In fact, after more than two decades of reader devotion plus several stagings of theatre productions based on the text, Holding the Man comes to cinemas with the weight of considerable history. Others, including Walking on Water director and Conigrave's friend Tony Ayres, have previously tried and failed to bring the tale to the screen. That filmmaker Neil Armfield and writer Tommy Murphy — who also wrote the play — succeed is no mean feat. That they do the story and their subjects justice in a tender and touching film isn't, either.

Conigrave (Ryan Corr) and Caleo (Craig Stott) first met as Melbourne schoolboys in the late '70s, the former an aspiring actor treading the boards in a class version of Romeo and Juliet, the latter running around football fields as an emerging Aussie Rules star, and both raising more than a few eyebrows for pursuing their relationship. Weathering the many storms wrought by the disapproval of their respective parents (played by Guy Pearce and Kerry Fox, and Anthony LaPaglia and Camilla Ah Kin), Australian society's intolerant attitudes, and the outbreak of the AIDS epidemic, theirs was not an easy romance, but until health issues cut short their time together, it was an enduring one.

Making his first film since 2006's Candy, Armfield doesn't take the linear approach to Conigrave and Caleo's love as he flits from their early to later years.
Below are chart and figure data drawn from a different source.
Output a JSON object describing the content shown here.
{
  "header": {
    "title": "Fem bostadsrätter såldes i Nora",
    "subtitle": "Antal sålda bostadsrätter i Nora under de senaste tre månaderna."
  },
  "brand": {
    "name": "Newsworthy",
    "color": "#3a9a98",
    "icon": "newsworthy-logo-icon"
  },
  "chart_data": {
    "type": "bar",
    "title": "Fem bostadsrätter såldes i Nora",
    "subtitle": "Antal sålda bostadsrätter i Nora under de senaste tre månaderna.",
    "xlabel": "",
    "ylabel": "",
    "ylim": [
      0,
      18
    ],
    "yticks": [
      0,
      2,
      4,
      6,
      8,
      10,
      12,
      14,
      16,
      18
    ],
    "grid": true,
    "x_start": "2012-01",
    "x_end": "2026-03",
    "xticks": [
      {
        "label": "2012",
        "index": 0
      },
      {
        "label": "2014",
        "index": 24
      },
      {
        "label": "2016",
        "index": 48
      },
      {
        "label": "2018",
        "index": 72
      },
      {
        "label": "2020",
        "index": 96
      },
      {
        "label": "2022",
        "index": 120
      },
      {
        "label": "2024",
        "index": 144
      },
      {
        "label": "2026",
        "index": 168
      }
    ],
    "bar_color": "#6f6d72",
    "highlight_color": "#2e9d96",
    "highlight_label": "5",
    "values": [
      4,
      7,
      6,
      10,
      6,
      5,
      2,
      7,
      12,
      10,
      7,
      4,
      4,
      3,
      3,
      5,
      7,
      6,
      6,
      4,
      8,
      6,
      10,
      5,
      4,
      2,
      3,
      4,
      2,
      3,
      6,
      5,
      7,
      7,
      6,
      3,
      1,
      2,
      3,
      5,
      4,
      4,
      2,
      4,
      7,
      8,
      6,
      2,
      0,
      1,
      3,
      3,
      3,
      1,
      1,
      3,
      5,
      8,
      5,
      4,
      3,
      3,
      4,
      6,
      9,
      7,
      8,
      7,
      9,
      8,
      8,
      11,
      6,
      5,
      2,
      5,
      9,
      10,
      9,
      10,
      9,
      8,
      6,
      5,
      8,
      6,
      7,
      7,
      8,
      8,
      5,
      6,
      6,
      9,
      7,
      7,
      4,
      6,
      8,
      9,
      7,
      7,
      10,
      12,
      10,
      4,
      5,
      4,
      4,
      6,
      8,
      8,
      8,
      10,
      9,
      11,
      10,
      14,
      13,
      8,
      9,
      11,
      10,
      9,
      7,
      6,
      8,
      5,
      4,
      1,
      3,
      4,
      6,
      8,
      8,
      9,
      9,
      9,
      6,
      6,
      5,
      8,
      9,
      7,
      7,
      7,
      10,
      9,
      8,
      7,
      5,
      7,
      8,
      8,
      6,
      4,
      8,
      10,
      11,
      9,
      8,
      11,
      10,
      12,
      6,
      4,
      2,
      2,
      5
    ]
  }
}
He jumps between important moments with the affectionate recollection of someone assembling their thoughts — which is how Conigrave's experience is framed. Sometimes the feature is clumsy and clunky as a result, particularly in trying to relate teenage antics and in spouting dialogue that sounds a little too theatrical. Sometimes, it hits the mark perfectly; just witness the hospital-set scenes, and try to keep your eyes from misting over.

Of course, much of the emotion springs not from the warm colours the movie is painted in or from the period-appropriate rock soundtrack — both often overdone — but from the two lead performances. Even though they struggle with selling the characters' younger guises, Corr and Stott shine in conveying their opposites-attract pairing, as well as in showing the necessary growth and change as they traverse the trials, tribulations and troubles of being gay men in the 1980s.

Indeed, the central duo's efforts in embodying the real-life figures they play with authenticity and intimacy is what makes the film linger long after viewing. Holding the Man's outcome might be known, but its lasting impact in telling one of Australia's great tragedies still offers many a surprise, perhaps none more so than its heartbreaking combination of the sweet and the sorrowful.